Have you spoken with anyone else who has swayed you in this direction?
The most convincing arguments have come from those having either first or second hand knowledge of the "after." Physical therapists, nurses, parents, doctors, kids who have had the they share about their experiences, functionality, what they have seen...we realize that most wish more people would choose this option, rather than being too scared off by the looks to even consider it. 

What does Bailey want?
Bailey, without hesitation, wants rotationplasty. Initially, she had enough to deal with just understanding cancer and all of the terminology and information that goes with that. We held off on the surgery information for a while...all that she knew was that her sports were in jeopardy and it would be a very long recovery.

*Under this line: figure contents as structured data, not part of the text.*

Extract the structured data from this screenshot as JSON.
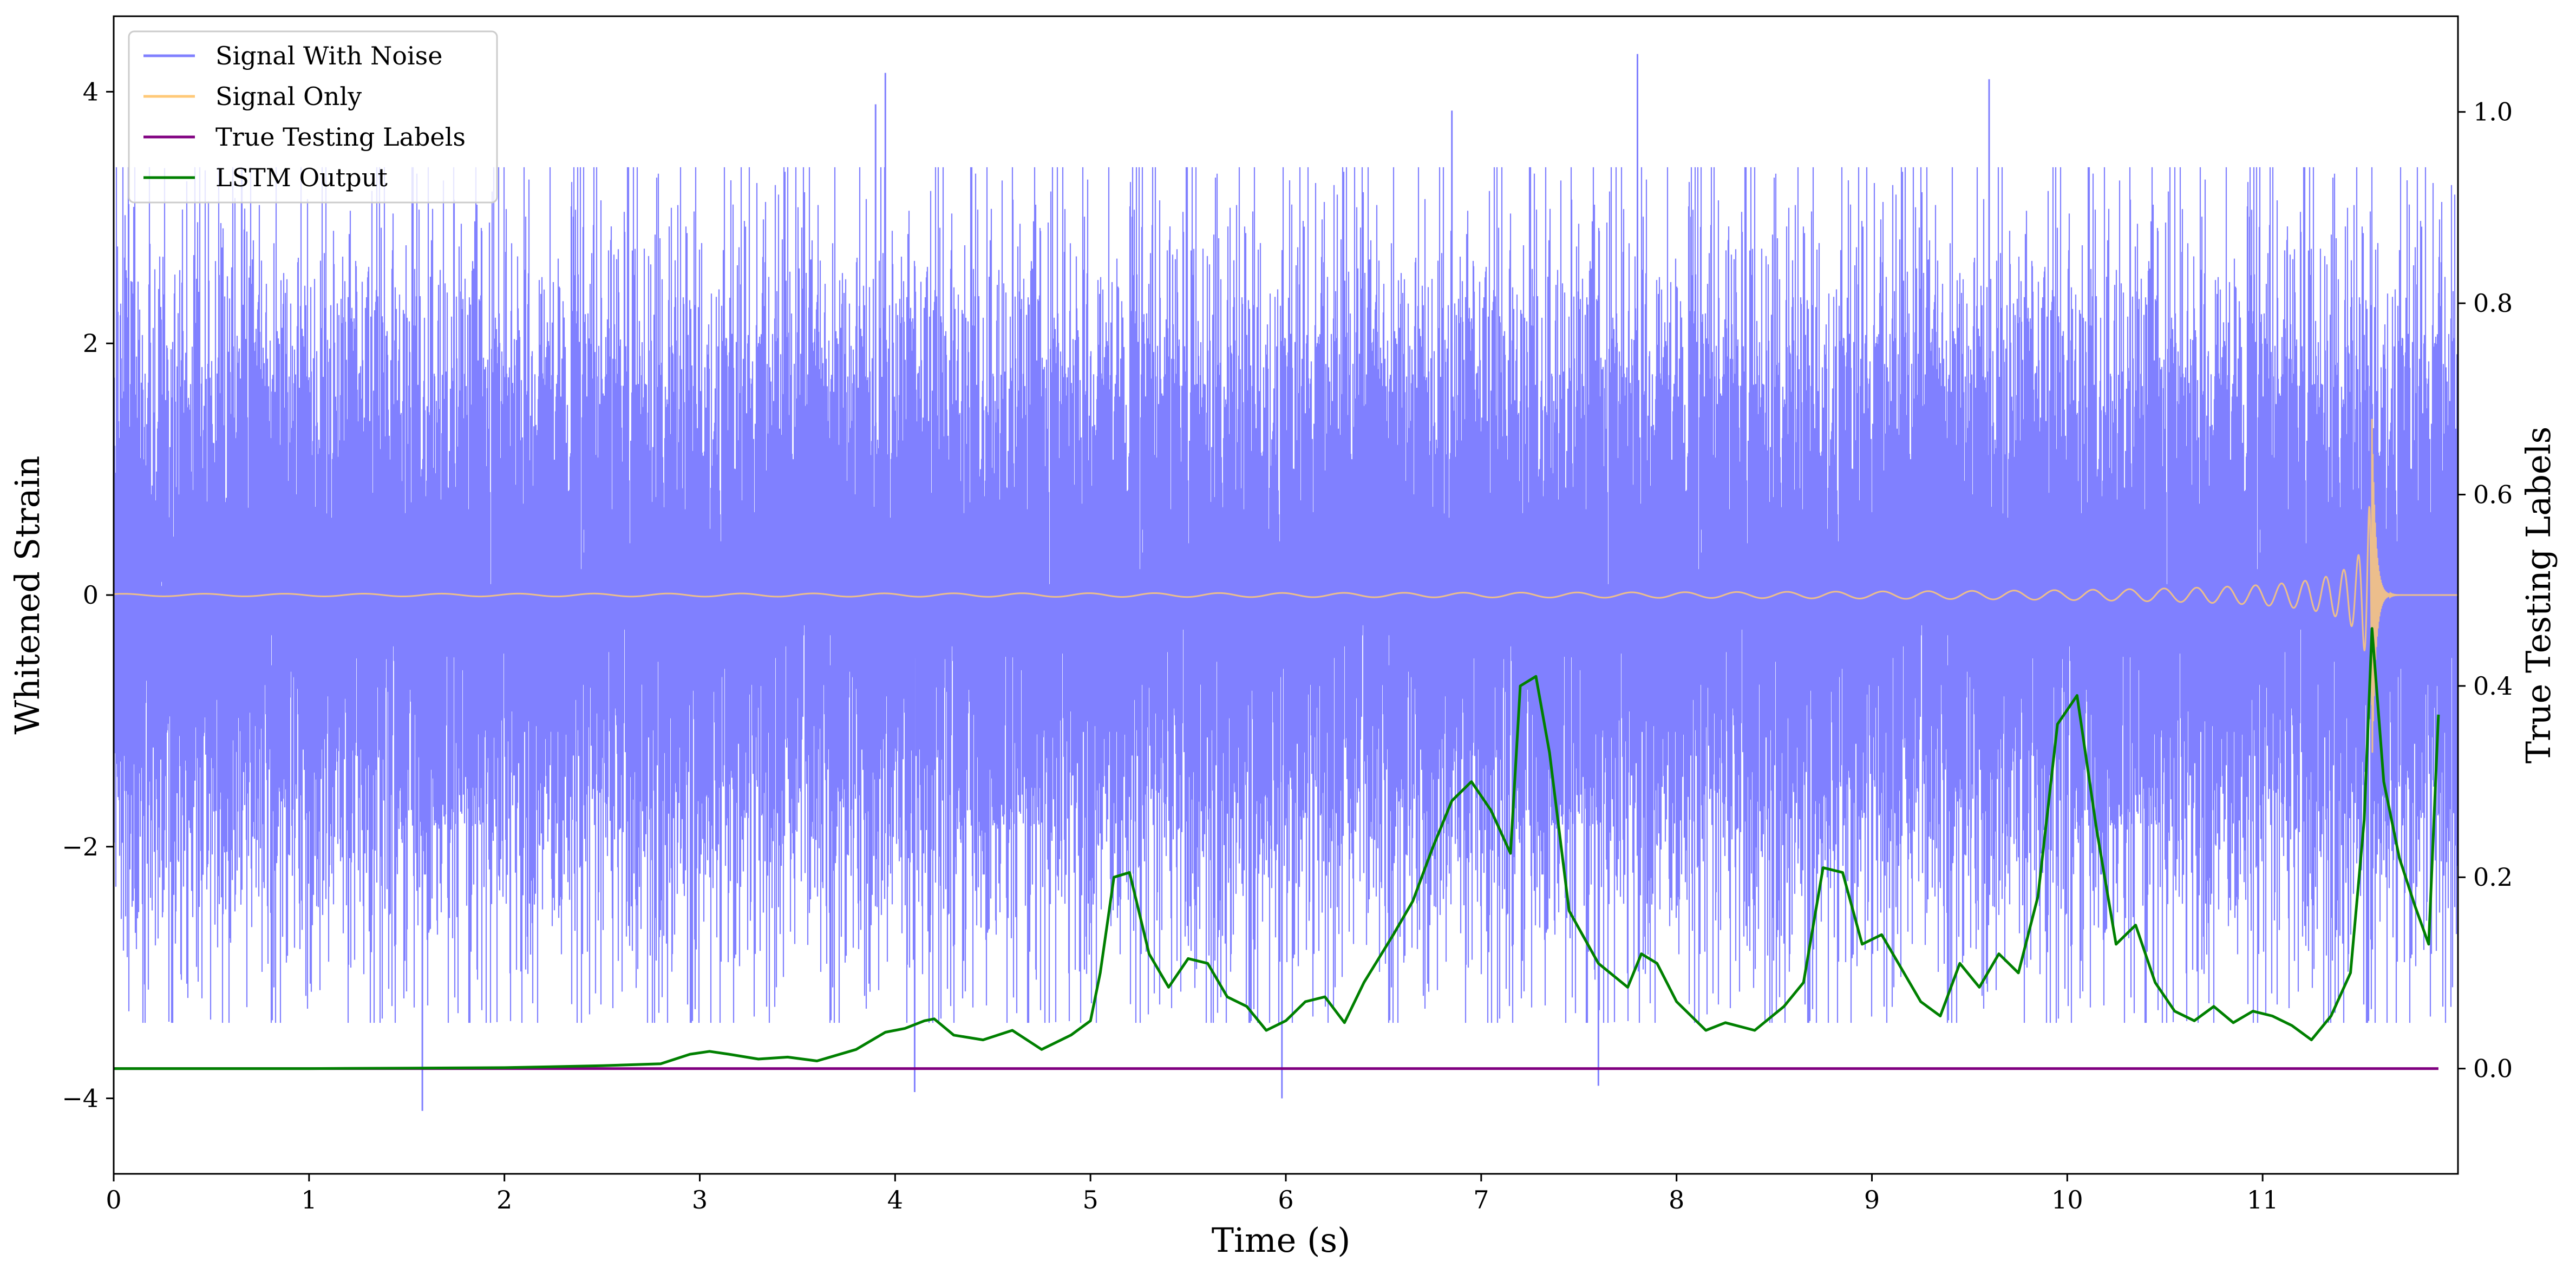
{
  "chart_data": {
    "type": "line",
    "xlabel": "Time (s)",
    "ylabel": "Whitened Strain",
    "y2label": "True Testing Labels",
    "xlim": [
      0,
      12
    ],
    "ylim": [
      -4.6,
      4.6
    ],
    "y2lim": [
      -0.11,
      1.1
    ],
    "x_ticks": [
      0,
      1,
      2,
      3,
      4,
      5,
      6,
      7,
      8,
      9,
      10,
      11
    ],
    "y_ticks": [
      -4,
      -2,
      0,
      2,
      4
    ],
    "y2_ticks": [
      0.0,
      0.2,
      0.4,
      0.6,
      0.8,
      1.0
    ],
    "grid": false,
    "legend_position": "top-left",
    "colors": {
      "noise": "#8080ff",
      "signal": "#ffc978",
      "labels": "#800080",
      "lstm": "#008000"
    },
    "series": [
      {
        "name": "Signal With Noise",
        "axis": "left",
        "description_kind": "noise",
        "approx_std": 1.0,
        "x_range": [
          0,
          12
        ],
        "notable_peaks": [
          {
            "x": 3.9,
            "y": 3.9
          },
          {
            "x": 3.95,
            "y": 4.15
          },
          {
            "x": 7.8,
            "y": 4.3
          },
          {
            "x": 9.6,
            "y": 4.1
          },
          {
            "x": 6.85,
            "y": 3.85
          },
          {
            "x": 1.58,
            "y": -4.1
          },
          {
            "x": 4.1,
            "y": -3.95
          },
          {
            "x": 5.98,
            "y": -4.0
          },
          {
            "x": 7.6,
            "y": -3.9
          }
        ]
      },
      {
        "name": "Signal Only",
        "axis": "left",
        "description_kind": "chirp",
        "x_range": [
          0,
          12
        ],
        "merger_time": 11.56,
        "peak_amplitude": 1.4
      },
      {
        "name": "True Testing Labels",
        "axis": "right",
        "x": [
          0.0,
          11.9
        ],
        "y": [
          0.0,
          0.0
        ]
      },
      {
        "name": "LSTM Output",
        "axis": "right",
        "x": [
          0.0,
          1.0,
          2.0,
          2.5,
          2.8,
          2.95,
          3.05,
          3.15,
          3.3,
          3.45,
          3.6,
          3.8,
          3.95,
          4.05,
          4.15,
          4.2,
          4.3,
          4.45,
          4.6,
          4.75,
          4.9,
          5.0,
          5.05,
          5.12,
          5.2,
          5.3,
          5.4,
          5.5,
          5.6,
          5.7,
          5.8,
          5.9,
          6.0,
          6.1,
          6.2,
          6.3,
          6.4,
          6.55,
          6.65,
          6.75,
          6.85,
          6.95,
          7.05,
          7.15,
          7.2,
          7.28,
          7.35,
          7.45,
          7.6,
          7.75,
          7.82,
          7.9,
          8.0,
          8.15,
          8.25,
          8.4,
          8.55,
          8.65,
          8.75,
          8.85,
          8.95,
          9.05,
          9.15,
          9.25,
          9.35,
          9.45,
          9.55,
          9.65,
          9.75,
          9.85,
          9.95,
          10.05,
          10.15,
          10.25,
          10.35,
          10.45,
          10.55,
          10.65,
          10.75,
          10.85,
          10.95,
          11.05,
          11.15,
          11.25,
          11.35,
          11.45,
          11.52,
          11.56,
          11.62,
          11.7,
          11.78,
          11.85,
          11.9
        ],
        "y": [
          0.0,
          0.0,
          0.001,
          0.003,
          0.005,
          0.015,
          0.018,
          0.015,
          0.01,
          0.012,
          0.008,
          0.02,
          0.038,
          0.042,
          0.05,
          0.052,
          0.035,
          0.03,
          0.04,
          0.02,
          0.035,
          0.05,
          0.1,
          0.2,
          0.205,
          0.12,
          0.085,
          0.115,
          0.11,
          0.075,
          0.065,
          0.04,
          0.05,
          0.07,
          0.075,
          0.048,
          0.09,
          0.14,
          0.175,
          0.23,
          0.28,
          0.3,
          0.27,
          0.225,
          0.4,
          0.41,
          0.33,
          0.165,
          0.11,
          0.085,
          0.12,
          0.11,
          0.07,
          0.04,
          0.048,
          0.04,
          0.065,
          0.09,
          0.21,
          0.205,
          0.13,
          0.14,
          0.105,
          0.07,
          0.055,
          0.11,
          0.085,
          0.12,
          0.1,
          0.18,
          0.36,
          0.39,
          0.25,
          0.13,
          0.15,
          0.09,
          0.06,
          0.05,
          0.065,
          0.048,
          0.06,
          0.055,
          0.045,
          0.03,
          0.055,
          0.1,
          0.26,
          0.46,
          0.3,
          0.22,
          0.17,
          0.13,
          0.37
        ]
      }
    ]
  },
  "legend": {
    "items": [
      "Signal With Noise",
      "Signal Only",
      "True Testing Labels",
      "LSTM Output"
    ]
  }
}
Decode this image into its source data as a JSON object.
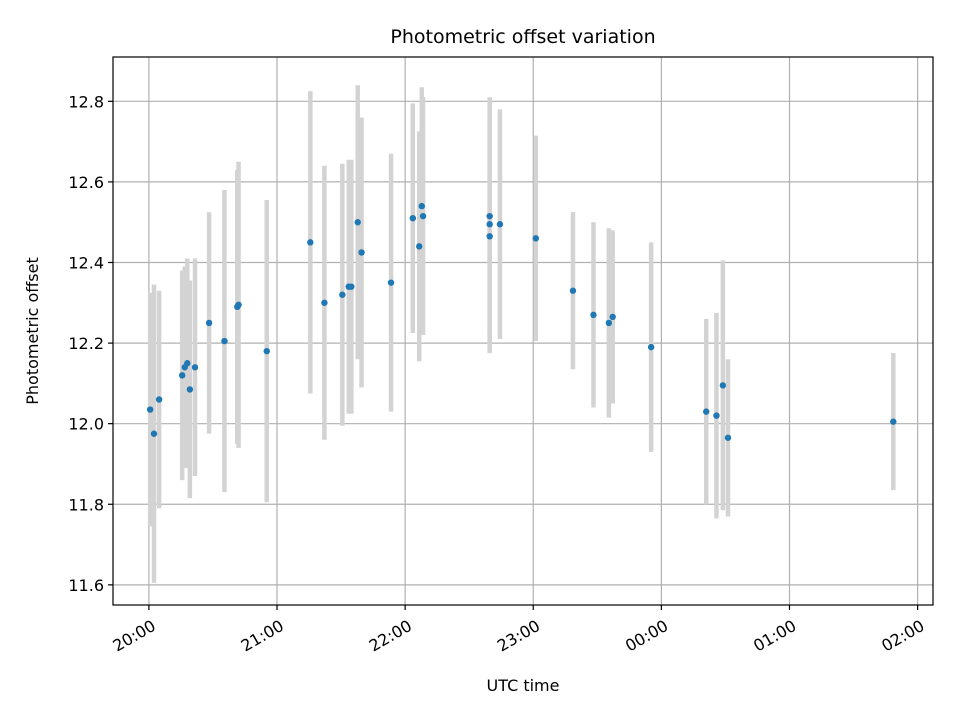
{
  "chart_data": {
    "type": "scatter",
    "title": "Photometric offset variation",
    "xlabel": "UTC time",
    "ylabel": "Photometric offset",
    "x_unit": "hours",
    "xlim": [
      19.72,
      26.12
    ],
    "ylim": [
      11.55,
      12.91
    ],
    "grid": true,
    "x_ticks": [
      {
        "value": 20.0,
        "label": "20:00"
      },
      {
        "value": 21.0,
        "label": "21:00"
      },
      {
        "value": 22.0,
        "label": "22:00"
      },
      {
        "value": 23.0,
        "label": "23:00"
      },
      {
        "value": 24.0,
        "label": "00:00"
      },
      {
        "value": 25.0,
        "label": "01:00"
      },
      {
        "value": 26.0,
        "label": "02:00"
      }
    ],
    "y_ticks": [
      {
        "value": 11.6,
        "label": "11.6"
      },
      {
        "value": 11.8,
        "label": "11.8"
      },
      {
        "value": 12.0,
        "label": "12.0"
      },
      {
        "value": 12.2,
        "label": "12.2"
      },
      {
        "value": 12.4,
        "label": "12.4"
      },
      {
        "value": 12.6,
        "label": "12.6"
      },
      {
        "value": 12.8,
        "label": "12.8"
      }
    ],
    "point_color": "#1f77b4",
    "errorbar_color": "#d3d3d3",
    "points": [
      {
        "x": 20.01,
        "y": 12.035,
        "err": 0.29
      },
      {
        "x": 20.04,
        "y": 11.975,
        "err": 0.37
      },
      {
        "x": 20.08,
        "y": 12.06,
        "err": 0.27
      },
      {
        "x": 20.26,
        "y": 12.12,
        "err": 0.26
      },
      {
        "x": 20.28,
        "y": 12.14,
        "err": 0.25
      },
      {
        "x": 20.3,
        "y": 12.15,
        "err": 0.26
      },
      {
        "x": 20.32,
        "y": 12.085,
        "err": 0.27
      },
      {
        "x": 20.36,
        "y": 12.14,
        "err": 0.27
      },
      {
        "x": 20.47,
        "y": 12.25,
        "err": 0.275
      },
      {
        "x": 20.59,
        "y": 12.205,
        "err": 0.375
      },
      {
        "x": 20.69,
        "y": 12.29,
        "err": 0.34
      },
      {
        "x": 20.7,
        "y": 12.295,
        "err": 0.355
      },
      {
        "x": 20.92,
        "y": 12.18,
        "err": 0.375
      },
      {
        "x": 21.26,
        "y": 12.45,
        "err": 0.375
      },
      {
        "x": 21.37,
        "y": 12.3,
        "err": 0.34
      },
      {
        "x": 21.51,
        "y": 12.32,
        "err": 0.325
      },
      {
        "x": 21.56,
        "y": 12.34,
        "err": 0.315
      },
      {
        "x": 21.58,
        "y": 12.34,
        "err": 0.315
      },
      {
        "x": 21.63,
        "y": 12.5,
        "err": 0.34
      },
      {
        "x": 21.66,
        "y": 12.425,
        "err": 0.335
      },
      {
        "x": 21.89,
        "y": 12.35,
        "err": 0.32
      },
      {
        "x": 22.06,
        "y": 12.51,
        "err": 0.285
      },
      {
        "x": 22.11,
        "y": 12.44,
        "err": 0.285
      },
      {
        "x": 22.13,
        "y": 12.54,
        "err": 0.295
      },
      {
        "x": 22.14,
        "y": 12.515,
        "err": 0.295
      },
      {
        "x": 22.66,
        "y": 12.515,
        "err": 0.295
      },
      {
        "x": 22.66,
        "y": 12.495,
        "err": 0.31
      },
      {
        "x": 22.66,
        "y": 12.465,
        "err": 0.29
      },
      {
        "x": 22.74,
        "y": 12.495,
        "err": 0.285
      },
      {
        "x": 23.02,
        "y": 12.46,
        "err": 0.255
      },
      {
        "x": 23.31,
        "y": 12.33,
        "err": 0.195
      },
      {
        "x": 23.47,
        "y": 12.27,
        "err": 0.23
      },
      {
        "x": 23.59,
        "y": 12.25,
        "err": 0.235
      },
      {
        "x": 23.62,
        "y": 12.265,
        "err": 0.215
      },
      {
        "x": 23.92,
        "y": 12.19,
        "err": 0.26
      },
      {
        "x": 24.35,
        "y": 12.03,
        "err": 0.23
      },
      {
        "x": 24.43,
        "y": 12.02,
        "err": 0.255
      },
      {
        "x": 24.48,
        "y": 12.095,
        "err": 0.31
      },
      {
        "x": 24.52,
        "y": 11.965,
        "err": 0.195
      },
      {
        "x": 25.81,
        "y": 12.005,
        "err": 0.17
      }
    ]
  }
}
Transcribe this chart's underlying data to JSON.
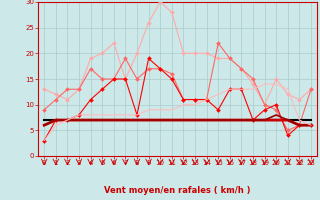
{
  "xlabel": "Vent moyen/en rafales ( km/h )",
  "xlim": [
    -0.5,
    23.5
  ],
  "ylim": [
    0,
    30
  ],
  "yticks": [
    0,
    5,
    10,
    15,
    20,
    25,
    30
  ],
  "xticks": [
    0,
    1,
    2,
    3,
    4,
    5,
    6,
    7,
    8,
    9,
    10,
    11,
    12,
    13,
    14,
    15,
    16,
    17,
    18,
    19,
    20,
    21,
    22,
    23
  ],
  "bg_color": "#cce8e8",
  "grid_color": "#aacccc",
  "lines": [
    {
      "x": [
        0,
        1,
        2,
        3,
        4,
        5,
        6,
        7,
        8,
        9,
        10,
        11,
        12,
        13,
        14,
        15,
        16,
        17,
        18,
        19,
        20,
        21,
        22,
        23
      ],
      "y": [
        13,
        12,
        11,
        13,
        19,
        20,
        22,
        15,
        20,
        26,
        30,
        28,
        20,
        20,
        20,
        19,
        19,
        17,
        14,
        10,
        15,
        12,
        11,
        13
      ],
      "color": "#ffaaaa",
      "marker": "D",
      "markersize": 2.0,
      "linewidth": 0.8
    },
    {
      "x": [
        0,
        1,
        2,
        3,
        4,
        5,
        6,
        7,
        8,
        9,
        10,
        11,
        12,
        13,
        14,
        15,
        16,
        17,
        18,
        19,
        20,
        21,
        22,
        23
      ],
      "y": [
        9,
        11,
        13,
        13,
        17,
        15,
        15,
        19,
        15,
        17,
        17,
        16,
        11,
        11,
        11,
        22,
        19,
        17,
        15,
        10,
        9,
        5,
        6,
        13
      ],
      "color": "#ff6666",
      "marker": "D",
      "markersize": 2.0,
      "linewidth": 0.8
    },
    {
      "x": [
        0,
        1,
        2,
        3,
        4,
        5,
        6,
        7,
        8,
        9,
        10,
        11,
        12,
        13,
        14,
        15,
        16,
        17,
        18,
        19,
        20,
        21,
        22,
        23
      ],
      "y": [
        3,
        7,
        7,
        8,
        11,
        13,
        15,
        15,
        8,
        19,
        17,
        15,
        11,
        11,
        11,
        9,
        13,
        13,
        7,
        9,
        10,
        4,
        6,
        6
      ],
      "color": "#ff0000",
      "marker": "D",
      "markersize": 2.0,
      "linewidth": 0.8
    },
    {
      "x": [
        0,
        1,
        2,
        3,
        4,
        5,
        6,
        7,
        8,
        9,
        10,
        11,
        12,
        13,
        14,
        15,
        16,
        17,
        18,
        19,
        20,
        21,
        22,
        23
      ],
      "y": [
        7,
        7,
        7,
        7,
        7,
        7,
        7,
        7,
        7,
        7,
        7,
        7,
        7,
        7,
        7,
        7,
        7,
        7,
        7,
        7,
        7,
        7,
        7,
        7
      ],
      "color": "#000000",
      "marker": null,
      "markersize": 0,
      "linewidth": 1.5
    },
    {
      "x": [
        0,
        1,
        2,
        3,
        4,
        5,
        6,
        7,
        8,
        9,
        10,
        11,
        12,
        13,
        14,
        15,
        16,
        17,
        18,
        19,
        20,
        21,
        22,
        23
      ],
      "y": [
        6,
        7,
        7,
        7,
        7,
        7,
        7,
        7,
        7,
        7,
        7,
        7,
        7,
        7,
        7,
        7,
        7,
        7,
        7,
        7,
        7,
        7,
        6,
        6
      ],
      "color": "#cc0000",
      "marker": null,
      "markersize": 0,
      "linewidth": 2.0
    },
    {
      "x": [
        0,
        1,
        2,
        3,
        4,
        5,
        6,
        7,
        8,
        9,
        10,
        11,
        12,
        13,
        14,
        15,
        16,
        17,
        18,
        19,
        20,
        21,
        22,
        23
      ],
      "y": [
        6,
        7,
        7,
        7,
        7,
        7,
        7,
        7,
        7,
        7,
        7,
        7,
        7,
        7,
        7,
        7,
        7,
        7,
        7,
        7,
        8,
        7,
        6,
        6
      ],
      "color": "#990000",
      "marker": null,
      "markersize": 0,
      "linewidth": 1.2
    },
    {
      "x": [
        0,
        1,
        2,
        3,
        4,
        5,
        6,
        7,
        8,
        9,
        10,
        11,
        12,
        13,
        14,
        15,
        16,
        17,
        18,
        19,
        20,
        21,
        22,
        23
      ],
      "y": [
        3,
        6,
        7,
        8,
        8,
        8,
        8,
        8,
        8,
        9,
        9,
        9,
        10,
        10,
        11,
        12,
        13,
        13,
        13,
        14,
        14,
        13,
        7,
        6
      ],
      "color": "#ffbbbb",
      "marker": null,
      "markersize": 0,
      "linewidth": 0.8
    }
  ]
}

Finally, I presented all three options to her (Patrick thought mother/daughter would be better and I tend to agree...she and I are very close and it was an excellent talk)...there was devastation in her eyes when I said that she would never play basketball again with limb-salvage...complete heart break. When I told her about rotationplasty she asked what the limitations were...could she play sports? I said she that she would have to work very hard and it would take some time, but she could play whatever sports she wanted to - and her eyes lit up...and she has not changed her mind since. One of her first thoughts was even, "It might be cool to look different mom." I know she is ten and that will change, the last thing a teenager wants is to be unique, but I think it speaks a lot to who she is. We have spent much time focusing on Bethany Hamilton and those types of stories - about people who had hard things happen, but that it opened doors and opportunities that they never would have had otherwise. She is still sad, angry, afraid...all of those healthy emotions...but she has been unwavering in the choice. We are blessed that all three of us were feeling the same way. I'm not sure what would have happened if there was no consensus. As much as I don't want to admit it, I also think that God has uniquely designed this child for this, and although I HATE the idea of what we have to do...I also believe that He is preparing her to be ready when the time comes. 

Anything else? 
Cancer is awful - especially for children. They suffer tremendous pain, both emotionally and physically. They miss out on much of life as they spend time either in hospitals or at home feeling sick and tired. If you can get them through cancer, if they can beat it, then you want nothing more than for them to return to being a kid...not to a life of more restrictions, more pain, more surgeries, more watching others do...more hard. Even if the cancer is gone...the ramifications linger and it still wins.  This is a battle we are in and there are no guarantees. This surgery is part of what we must do to try to win the war. We are trusting in the doctors, the chemo, the surgery - all of the pieces in the hands of our great Physician...the one true beat this cancer so that she can live. We don't want to do this. We still have no peace about the fact that we have only three agonizing choices. But this is our path and at some point, as parents, we must step up and attempt to move through this...making the best possible decision for this specific child. Choosing this particular surgery, the point of this, is so that once the cancer is beaten, she can truly LIVE...and not spend the rest of her life watching from the sidelines.